The way the U.S. Federal Reserve sees it, increasing interest rates is a sign of a strong economy and a hedge against inflation. Or, in the case of this year, a means of hoping the economy gets stronger.
“My main message has not changed since Jackson Hole,” Fed Chair Jerome Powell said after the latest 0.75% rate hike in September and warned he’s not done yet. “The FOMC (Federal Open Market Committee) is strongly resolved to bring inflation down to 2%, and we will keep at it until the job is done.”
And those who claim what the Fed does is not affecting mortgage rates aren’t paying attention as the current home mortgage rate, after a momentary dip, is now over 6.5%.
Unsurprisingly, all of this is affecting investors and how they look at the housing market. It’s a conundrum as loans become more expensive while rent costs rise — a boon for multifamily property owners. And while some investors see short-term gains in the rental market, others are concerned about what this strategy does to the overall landscape.

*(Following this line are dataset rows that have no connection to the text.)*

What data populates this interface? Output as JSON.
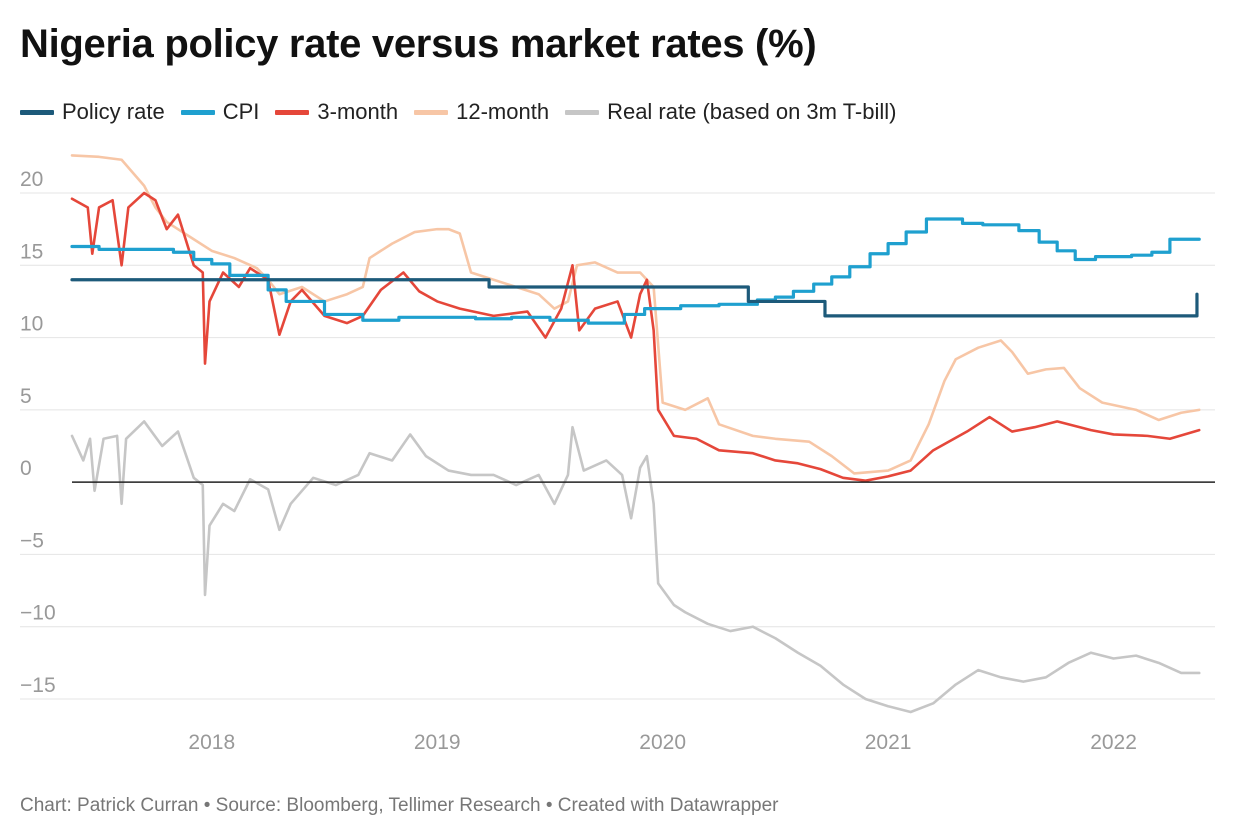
{
  "title": "Nigeria policy rate versus market rates (%)",
  "footer": {
    "chart_by": "Chart: Patrick Curran",
    "source": "Source: Bloomberg, Tellimer Research",
    "created": "Created with Datawrapper",
    "separator": "•"
  },
  "chart_data": {
    "type": "line",
    "title": "Nigeria policy rate versus market rates (%)",
    "xlabel": "",
    "ylabel": "",
    "xlim": [
      2017.38,
      2022.45
    ],
    "ylim": [
      -16.5,
      23.5
    ],
    "y_ticks": [
      20,
      15,
      10,
      5,
      0,
      -5,
      -10,
      -15
    ],
    "y_tick_labels": [
      "20",
      "15",
      "10",
      "5",
      "0",
      "−5",
      "−10",
      "−15"
    ],
    "x_ticks": [
      2018,
      2019,
      2020,
      2021,
      2022
    ],
    "x_tick_labels": [
      "2018",
      "2019",
      "2020",
      "2021",
      "2022"
    ],
    "grid": true,
    "legend_position": "top-left",
    "series": [
      {
        "name": "Policy rate",
        "color": "#1d5a7a",
        "step": true,
        "points": [
          [
            2017.38,
            14
          ],
          [
            2019.23,
            14
          ],
          [
            2019.23,
            13.5
          ],
          [
            2020.38,
            13.5
          ],
          [
            2020.38,
            12.5
          ],
          [
            2020.72,
            12.5
          ],
          [
            2020.72,
            11.5
          ],
          [
            2022.37,
            11.5
          ],
          [
            2022.37,
            13
          ]
        ]
      },
      {
        "name": "CPI",
        "color": "#1fa0cf",
        "step": true,
        "points": [
          [
            2017.38,
            16.3
          ],
          [
            2017.5,
            16.1
          ],
          [
            2017.83,
            15.9
          ],
          [
            2017.92,
            15.4
          ],
          [
            2018.0,
            15.1
          ],
          [
            2018.08,
            14.3
          ],
          [
            2018.17,
            14.3
          ],
          [
            2018.25,
            13.3
          ],
          [
            2018.33,
            12.5
          ],
          [
            2018.5,
            11.6
          ],
          [
            2018.67,
            11.2
          ],
          [
            2018.83,
            11.4
          ],
          [
            2019.0,
            11.4
          ],
          [
            2019.17,
            11.3
          ],
          [
            2019.33,
            11.4
          ],
          [
            2019.5,
            11.2
          ],
          [
            2019.67,
            11.0
          ],
          [
            2019.83,
            11.6
          ],
          [
            2019.92,
            12.0
          ],
          [
            2020.08,
            12.2
          ],
          [
            2020.25,
            12.3
          ],
          [
            2020.42,
            12.6
          ],
          [
            2020.5,
            12.8
          ],
          [
            2020.58,
            13.2
          ],
          [
            2020.67,
            13.7
          ],
          [
            2020.75,
            14.2
          ],
          [
            2020.83,
            14.9
          ],
          [
            2020.92,
            15.8
          ],
          [
            2021.0,
            16.5
          ],
          [
            2021.08,
            17.3
          ],
          [
            2021.17,
            18.2
          ],
          [
            2021.33,
            17.9
          ],
          [
            2021.42,
            17.8
          ],
          [
            2021.58,
            17.4
          ],
          [
            2021.67,
            16.6
          ],
          [
            2021.75,
            16.0
          ],
          [
            2021.83,
            15.4
          ],
          [
            2021.92,
            15.6
          ],
          [
            2022.08,
            15.7
          ],
          [
            2022.17,
            15.9
          ],
          [
            2022.25,
            16.8
          ],
          [
            2022.38,
            16.8
          ]
        ]
      },
      {
        "name": "3-month",
        "color": "#e5473a",
        "step": false,
        "points": [
          [
            2017.38,
            19.6
          ],
          [
            2017.45,
            19.0
          ],
          [
            2017.47,
            15.8
          ],
          [
            2017.5,
            19.0
          ],
          [
            2017.56,
            19.5
          ],
          [
            2017.6,
            15.0
          ],
          [
            2017.63,
            19.0
          ],
          [
            2017.7,
            20.0
          ],
          [
            2017.75,
            19.5
          ],
          [
            2017.8,
            17.5
          ],
          [
            2017.85,
            18.5
          ],
          [
            2017.92,
            15.0
          ],
          [
            2017.96,
            14.5
          ],
          [
            2017.97,
            8.2
          ],
          [
            2017.99,
            12.5
          ],
          [
            2018.05,
            14.5
          ],
          [
            2018.12,
            13.5
          ],
          [
            2018.17,
            14.8
          ],
          [
            2018.25,
            14.0
          ],
          [
            2018.3,
            10.2
          ],
          [
            2018.35,
            12.5
          ],
          [
            2018.4,
            13.3
          ],
          [
            2018.5,
            11.5
          ],
          [
            2018.6,
            11.0
          ],
          [
            2018.67,
            11.5
          ],
          [
            2018.75,
            13.3
          ],
          [
            2018.85,
            14.5
          ],
          [
            2018.92,
            13.2
          ],
          [
            2019.0,
            12.5
          ],
          [
            2019.1,
            12.0
          ],
          [
            2019.25,
            11.5
          ],
          [
            2019.4,
            11.8
          ],
          [
            2019.48,
            10.0
          ],
          [
            2019.55,
            12.0
          ],
          [
            2019.6,
            15.0
          ],
          [
            2019.63,
            10.5
          ],
          [
            2019.7,
            12.0
          ],
          [
            2019.8,
            12.5
          ],
          [
            2019.86,
            10.0
          ],
          [
            2019.9,
            13.0
          ],
          [
            2019.93,
            14.0
          ],
          [
            2019.96,
            10.5
          ],
          [
            2019.98,
            5.0
          ],
          [
            2020.05,
            3.2
          ],
          [
            2020.15,
            3.0
          ],
          [
            2020.25,
            2.2
          ],
          [
            2020.4,
            2.0
          ],
          [
            2020.5,
            1.5
          ],
          [
            2020.6,
            1.3
          ],
          [
            2020.7,
            0.9
          ],
          [
            2020.8,
            0.3
          ],
          [
            2020.9,
            0.1
          ],
          [
            2021.0,
            0.4
          ],
          [
            2021.1,
            0.8
          ],
          [
            2021.2,
            2.2
          ],
          [
            2021.35,
            3.5
          ],
          [
            2021.45,
            4.5
          ],
          [
            2021.55,
            3.5
          ],
          [
            2021.65,
            3.8
          ],
          [
            2021.75,
            4.2
          ],
          [
            2021.9,
            3.6
          ],
          [
            2022.0,
            3.3
          ],
          [
            2022.15,
            3.2
          ],
          [
            2022.25,
            3.0
          ],
          [
            2022.38,
            3.6
          ]
        ]
      },
      {
        "name": "12-month",
        "color": "#f7c6a6",
        "step": false,
        "points": [
          [
            2017.38,
            22.6
          ],
          [
            2017.5,
            22.5
          ],
          [
            2017.6,
            22.3
          ],
          [
            2017.7,
            20.5
          ],
          [
            2017.75,
            19.0
          ],
          [
            2017.8,
            18.0
          ],
          [
            2017.9,
            17.0
          ],
          [
            2018.0,
            16.0
          ],
          [
            2018.1,
            15.5
          ],
          [
            2018.2,
            14.8
          ],
          [
            2018.25,
            14.0
          ],
          [
            2018.3,
            13.0
          ],
          [
            2018.4,
            13.5
          ],
          [
            2018.5,
            12.5
          ],
          [
            2018.6,
            13.0
          ],
          [
            2018.67,
            13.5
          ],
          [
            2018.7,
            15.5
          ],
          [
            2018.8,
            16.5
          ],
          [
            2018.9,
            17.3
          ],
          [
            2019.0,
            17.5
          ],
          [
            2019.05,
            17.5
          ],
          [
            2019.1,
            17.2
          ],
          [
            2019.15,
            14.5
          ],
          [
            2019.25,
            14.0
          ],
          [
            2019.35,
            13.5
          ],
          [
            2019.45,
            13.0
          ],
          [
            2019.52,
            12.0
          ],
          [
            2019.58,
            12.5
          ],
          [
            2019.62,
            15.0
          ],
          [
            2019.7,
            15.2
          ],
          [
            2019.8,
            14.5
          ],
          [
            2019.9,
            14.5
          ],
          [
            2019.96,
            13.5
          ],
          [
            2020.0,
            5.5
          ],
          [
            2020.1,
            5.0
          ],
          [
            2020.2,
            5.8
          ],
          [
            2020.25,
            4.0
          ],
          [
            2020.4,
            3.2
          ],
          [
            2020.5,
            3.0
          ],
          [
            2020.65,
            2.8
          ],
          [
            2020.75,
            1.8
          ],
          [
            2020.85,
            0.6
          ],
          [
            2021.0,
            0.8
          ],
          [
            2021.1,
            1.5
          ],
          [
            2021.18,
            4.0
          ],
          [
            2021.25,
            7.0
          ],
          [
            2021.3,
            8.5
          ],
          [
            2021.4,
            9.3
          ],
          [
            2021.5,
            9.8
          ],
          [
            2021.55,
            9.0
          ],
          [
            2021.62,
            7.5
          ],
          [
            2021.7,
            7.8
          ],
          [
            2021.78,
            7.9
          ],
          [
            2021.85,
            6.5
          ],
          [
            2021.95,
            5.5
          ],
          [
            2022.1,
            5.0
          ],
          [
            2022.2,
            4.3
          ],
          [
            2022.3,
            4.8
          ],
          [
            2022.38,
            5.0
          ]
        ]
      },
      {
        "name": "Real rate (based on 3m T-bill)",
        "color": "#c6c6c6",
        "step": false,
        "points": [
          [
            2017.38,
            3.2
          ],
          [
            2017.43,
            1.5
          ],
          [
            2017.46,
            3.0
          ],
          [
            2017.48,
            -0.6
          ],
          [
            2017.52,
            3.0
          ],
          [
            2017.58,
            3.2
          ],
          [
            2017.6,
            -1.5
          ],
          [
            2017.62,
            3.0
          ],
          [
            2017.7,
            4.2
          ],
          [
            2017.78,
            2.5
          ],
          [
            2017.85,
            3.5
          ],
          [
            2017.92,
            0.3
          ],
          [
            2017.96,
            -0.2
          ],
          [
            2017.97,
            -7.8
          ],
          [
            2017.99,
            -3.0
          ],
          [
            2018.05,
            -1.5
          ],
          [
            2018.1,
            -2.0
          ],
          [
            2018.17,
            0.2
          ],
          [
            2018.25,
            -0.5
          ],
          [
            2018.3,
            -3.3
          ],
          [
            2018.35,
            -1.5
          ],
          [
            2018.45,
            0.3
          ],
          [
            2018.55,
            -0.2
          ],
          [
            2018.65,
            0.5
          ],
          [
            2018.7,
            2.0
          ],
          [
            2018.8,
            1.5
          ],
          [
            2018.88,
            3.3
          ],
          [
            2018.95,
            1.8
          ],
          [
            2019.05,
            0.8
          ],
          [
            2019.15,
            0.5
          ],
          [
            2019.25,
            0.5
          ],
          [
            2019.35,
            -0.2
          ],
          [
            2019.45,
            0.5
          ],
          [
            2019.52,
            -1.5
          ],
          [
            2019.58,
            0.5
          ],
          [
            2019.6,
            3.8
          ],
          [
            2019.65,
            0.8
          ],
          [
            2019.75,
            1.5
          ],
          [
            2019.82,
            0.5
          ],
          [
            2019.86,
            -2.5
          ],
          [
            2019.9,
            1.0
          ],
          [
            2019.93,
            1.8
          ],
          [
            2019.96,
            -1.5
          ],
          [
            2019.98,
            -7.0
          ],
          [
            2020.05,
            -8.5
          ],
          [
            2020.1,
            -9.0
          ],
          [
            2020.2,
            -9.8
          ],
          [
            2020.3,
            -10.3
          ],
          [
            2020.4,
            -10.0
          ],
          [
            2020.5,
            -10.8
          ],
          [
            2020.6,
            -11.8
          ],
          [
            2020.7,
            -12.7
          ],
          [
            2020.8,
            -14.0
          ],
          [
            2020.9,
            -15.0
          ],
          [
            2021.0,
            -15.5
          ],
          [
            2021.1,
            -15.9
          ],
          [
            2021.2,
            -15.3
          ],
          [
            2021.3,
            -14.0
          ],
          [
            2021.4,
            -13.0
          ],
          [
            2021.5,
            -13.5
          ],
          [
            2021.6,
            -13.8
          ],
          [
            2021.7,
            -13.5
          ],
          [
            2021.8,
            -12.5
          ],
          [
            2021.9,
            -11.8
          ],
          [
            2022.0,
            -12.2
          ],
          [
            2022.1,
            -12.0
          ],
          [
            2022.2,
            -12.5
          ],
          [
            2022.3,
            -13.2
          ],
          [
            2022.38,
            -13.2
          ]
        ]
      }
    ]
  }
}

“I’m seeing an increasing amount of single-family homes turned into rental properties, and while I don’t begrudge investors being opportunists, I do worry this is undermining home ownership and the American dream,” Detroit area lawyer and landlord advocate Matthew Paletz of Paletz Law said. “It’s a manic duality. One day it looks like rents are going up, and then the housing market goes from gangbusters to a cliff. There is a lot of conflicting data right now, driven by movement and by emotion.”
Paletz told Benzinga that he hasn’t seen a strong selloff or buying strategy emerge from his landlord clients in the current environment but says two years of rent moratoriums have made them “fatigued.” Some are contemplating “cashing out.”

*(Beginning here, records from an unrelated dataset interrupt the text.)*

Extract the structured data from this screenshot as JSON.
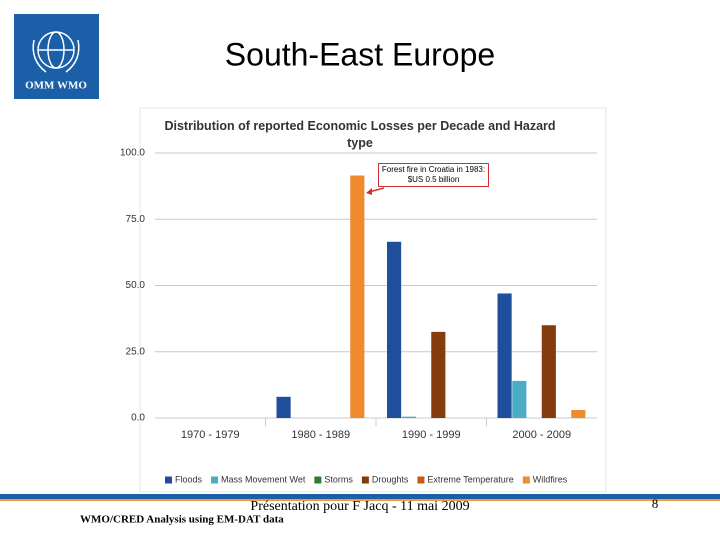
{
  "slide": {
    "title": "South-East Europe",
    "logo_text": "OMM WMO",
    "footer_center": "Présentation pour F Jacq - 11 mai 2009",
    "footer_left": "WMO/CRED Analysis using EM-DAT data",
    "page_number": "8"
  },
  "chart_data": {
    "type": "bar",
    "title": "Distribution of reported Economic Losses per Decade and Hazard type",
    "categories": [
      "1970 - 1979",
      "1980 - 1989",
      "1990 - 1999",
      "2000 - 2009"
    ],
    "series": [
      {
        "name": "Floods",
        "color": "#1f4e9c",
        "values": [
          0,
          8,
          66.5,
          47
        ]
      },
      {
        "name": "Mass Movement Wet",
        "color": "#4bacc6",
        "values": [
          0,
          0,
          0.5,
          14
        ]
      },
      {
        "name": "Storms",
        "color": "#2e7d32",
        "values": [
          0,
          0,
          0,
          0
        ]
      },
      {
        "name": "Droughts",
        "color": "#843c0c",
        "values": [
          0,
          0,
          32.5,
          35
        ]
      },
      {
        "name": "Extreme Temperature",
        "color": "#c55a11",
        "values": [
          0,
          0,
          0,
          0
        ]
      },
      {
        "name": "Wildfires",
        "color": "#f08a2c",
        "values": [
          0,
          91.5,
          0,
          3
        ]
      }
    ],
    "ylim": [
      0,
      100
    ],
    "yticks": [
      {
        "value": 0,
        "label": "0.0"
      },
      {
        "value": 25,
        "label": "25.0"
      },
      {
        "value": 50,
        "label": "50.0"
      },
      {
        "value": 75,
        "label": "75.0"
      },
      {
        "value": 100,
        "label": "100.0"
      }
    ],
    "grid": true,
    "legend": "bottom",
    "annotation": "Forest fire in Croatia in 1983: $US 0.5 billion"
  }
}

There is also a new wave of investors who aren’t buying rental homes and apartments and are looking at fractional investing options with companies that take away the necessity of comparing mortgage rates, down payments and lenders.
Related: The Jeff Bezos-Backed Real Estate Company Is On A Buying Spree For Single-Family Homes
However, traditional owners are focused on adhering to principles that work in any market, like ensuring properties are fully leased to tenants who pay their rent on time. And that factor is many times determined by how much due diligence is paid to prequalifying future tenants, including credit scores or debt-to-income ratios. One multifamily investor said his own less-scientific strategy to prequalify tenants is to look in their cars and see how they’re taken care of. He said he found that people who can’t take care of their cars won’t take care of his properties and will probably be late paying rent.
And at the end of the day, you can factor in all you want, from prequalifying tenants to current interest rates, and real estate investors still have to place one factor above other considerations.
“It’s still about location, location, location,” Paletz said. “That said, there’s no one-size-fits-all investment scenario. You have to look at financial liquidity and what is perceived on the horizon, whether it be the upcoming election, interest rates, societal changes or continual supply chain interruptions and staffing shortages.
“The bottom line for real estate investors is that we are living right now amidst a cocktail of uncertainty, and making sound investment decisions during uncertainty is less likely a recipe for success.”